Auteur : Mikhail Gamandiy-Egorov | Editeur : Walt | Mercredi, 08 Juin 2022 - 17h25

L’establishment politico-médiatique occidental tente par tous les moyens d’annoncer l’éventuelle crise alimentaire internationale comme étant la responsabilité de la Russie, en oubliant par la même occasion de présenter les statistiques et faits réels. Et surtout ses propres responsabilités.

Tout d’abord, il serait correct de rappeler quelques statistiques fondamentales que nombre de politiciens et de médias occidentaux avaient préféré occulter.
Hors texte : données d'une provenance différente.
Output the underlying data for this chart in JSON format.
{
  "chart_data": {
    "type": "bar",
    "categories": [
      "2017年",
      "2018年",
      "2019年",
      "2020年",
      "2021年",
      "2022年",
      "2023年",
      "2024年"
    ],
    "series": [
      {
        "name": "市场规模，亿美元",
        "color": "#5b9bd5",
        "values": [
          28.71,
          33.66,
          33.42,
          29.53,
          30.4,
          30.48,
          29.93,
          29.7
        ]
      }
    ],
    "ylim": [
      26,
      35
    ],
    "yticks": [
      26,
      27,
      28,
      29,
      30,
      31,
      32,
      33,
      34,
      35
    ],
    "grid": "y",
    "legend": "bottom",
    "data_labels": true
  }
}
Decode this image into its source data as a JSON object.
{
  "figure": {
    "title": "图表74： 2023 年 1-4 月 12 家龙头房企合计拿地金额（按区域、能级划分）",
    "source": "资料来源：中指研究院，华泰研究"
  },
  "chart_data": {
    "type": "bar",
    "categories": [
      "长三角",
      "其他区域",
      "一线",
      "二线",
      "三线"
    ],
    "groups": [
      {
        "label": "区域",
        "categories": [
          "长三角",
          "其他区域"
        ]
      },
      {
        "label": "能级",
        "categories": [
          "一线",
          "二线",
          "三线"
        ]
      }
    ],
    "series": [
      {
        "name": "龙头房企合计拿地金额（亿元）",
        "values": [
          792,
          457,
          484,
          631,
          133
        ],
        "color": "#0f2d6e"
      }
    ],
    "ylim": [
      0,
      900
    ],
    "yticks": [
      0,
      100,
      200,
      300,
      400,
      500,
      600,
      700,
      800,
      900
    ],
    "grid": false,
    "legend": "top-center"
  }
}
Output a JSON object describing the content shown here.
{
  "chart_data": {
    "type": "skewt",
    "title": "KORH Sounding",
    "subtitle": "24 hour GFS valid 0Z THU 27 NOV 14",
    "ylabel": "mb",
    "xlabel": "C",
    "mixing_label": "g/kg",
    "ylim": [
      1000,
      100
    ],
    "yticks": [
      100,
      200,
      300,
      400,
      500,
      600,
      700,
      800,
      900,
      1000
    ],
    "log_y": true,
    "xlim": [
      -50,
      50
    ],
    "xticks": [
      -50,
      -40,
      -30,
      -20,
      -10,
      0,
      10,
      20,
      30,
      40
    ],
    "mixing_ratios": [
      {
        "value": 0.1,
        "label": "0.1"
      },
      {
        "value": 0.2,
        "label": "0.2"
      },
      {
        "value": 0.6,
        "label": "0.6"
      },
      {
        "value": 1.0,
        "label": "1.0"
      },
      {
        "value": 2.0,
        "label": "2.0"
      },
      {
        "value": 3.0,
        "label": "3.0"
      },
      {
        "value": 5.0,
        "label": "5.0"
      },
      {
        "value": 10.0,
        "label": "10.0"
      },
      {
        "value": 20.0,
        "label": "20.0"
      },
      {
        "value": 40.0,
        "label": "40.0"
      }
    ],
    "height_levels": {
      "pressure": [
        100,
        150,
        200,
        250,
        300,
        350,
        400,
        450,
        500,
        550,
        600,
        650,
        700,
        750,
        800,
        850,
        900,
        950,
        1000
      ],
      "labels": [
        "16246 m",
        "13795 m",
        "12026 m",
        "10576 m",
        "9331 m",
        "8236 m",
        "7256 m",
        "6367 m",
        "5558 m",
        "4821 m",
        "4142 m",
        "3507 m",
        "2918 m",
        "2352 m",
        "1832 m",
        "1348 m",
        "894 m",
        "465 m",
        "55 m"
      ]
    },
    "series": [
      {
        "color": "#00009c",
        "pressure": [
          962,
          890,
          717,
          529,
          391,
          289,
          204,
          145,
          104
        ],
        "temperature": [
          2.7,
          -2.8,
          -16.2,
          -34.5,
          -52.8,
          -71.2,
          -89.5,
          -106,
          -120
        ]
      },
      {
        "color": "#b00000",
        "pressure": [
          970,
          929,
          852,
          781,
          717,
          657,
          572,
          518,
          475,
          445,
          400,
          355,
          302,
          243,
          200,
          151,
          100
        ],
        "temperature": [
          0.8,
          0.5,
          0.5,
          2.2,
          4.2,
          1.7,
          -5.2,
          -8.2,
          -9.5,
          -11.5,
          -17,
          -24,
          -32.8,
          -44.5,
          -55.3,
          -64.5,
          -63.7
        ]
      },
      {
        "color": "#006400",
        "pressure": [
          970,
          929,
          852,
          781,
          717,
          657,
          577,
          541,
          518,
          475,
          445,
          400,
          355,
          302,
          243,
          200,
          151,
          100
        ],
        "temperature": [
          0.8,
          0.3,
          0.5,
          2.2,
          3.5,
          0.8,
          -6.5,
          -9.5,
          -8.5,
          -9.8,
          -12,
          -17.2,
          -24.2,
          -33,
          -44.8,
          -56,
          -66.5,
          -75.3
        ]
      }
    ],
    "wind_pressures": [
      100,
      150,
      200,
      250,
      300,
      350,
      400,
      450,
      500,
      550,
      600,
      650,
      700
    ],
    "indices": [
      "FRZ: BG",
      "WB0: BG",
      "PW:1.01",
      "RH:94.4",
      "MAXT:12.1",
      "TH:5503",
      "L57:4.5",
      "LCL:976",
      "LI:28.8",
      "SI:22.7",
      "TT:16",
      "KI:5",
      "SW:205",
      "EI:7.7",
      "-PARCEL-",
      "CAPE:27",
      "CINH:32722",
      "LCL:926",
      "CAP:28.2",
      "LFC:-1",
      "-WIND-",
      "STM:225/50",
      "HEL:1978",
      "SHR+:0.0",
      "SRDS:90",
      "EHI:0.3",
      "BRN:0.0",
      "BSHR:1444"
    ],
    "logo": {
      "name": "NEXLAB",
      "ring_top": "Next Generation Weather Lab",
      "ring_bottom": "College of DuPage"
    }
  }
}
Dans l’imaginaire occidental, il est même tenté de créer une image d’une Ukraine comme d’un grenier mondial, et dont l’opération militaire spéciale de la Russie serait en train de « détruire ». À ce titre, les faits parlent d’eux-mêmes et s’il y a bien un grenier mondial – c’est bien l’État russe.

En effet, la Russie est le premier exportateur mondial de blé, tandis que l’Ukraine n’est que cinquième. Et ce depuis déjà plusieurs années. Donc les tentatives de coller l’Ukraine à la Russie en qualité de grenier mondial par la partie occidentale est déjà incohérente ne serait-ce que du point de vue qu’on ajoute à cet effet le cinquième exportateur mondial au premier, pour tenter par la même occasion de créer une image d’une Ukraine « irremplaçable » sur le marché alimentaire international.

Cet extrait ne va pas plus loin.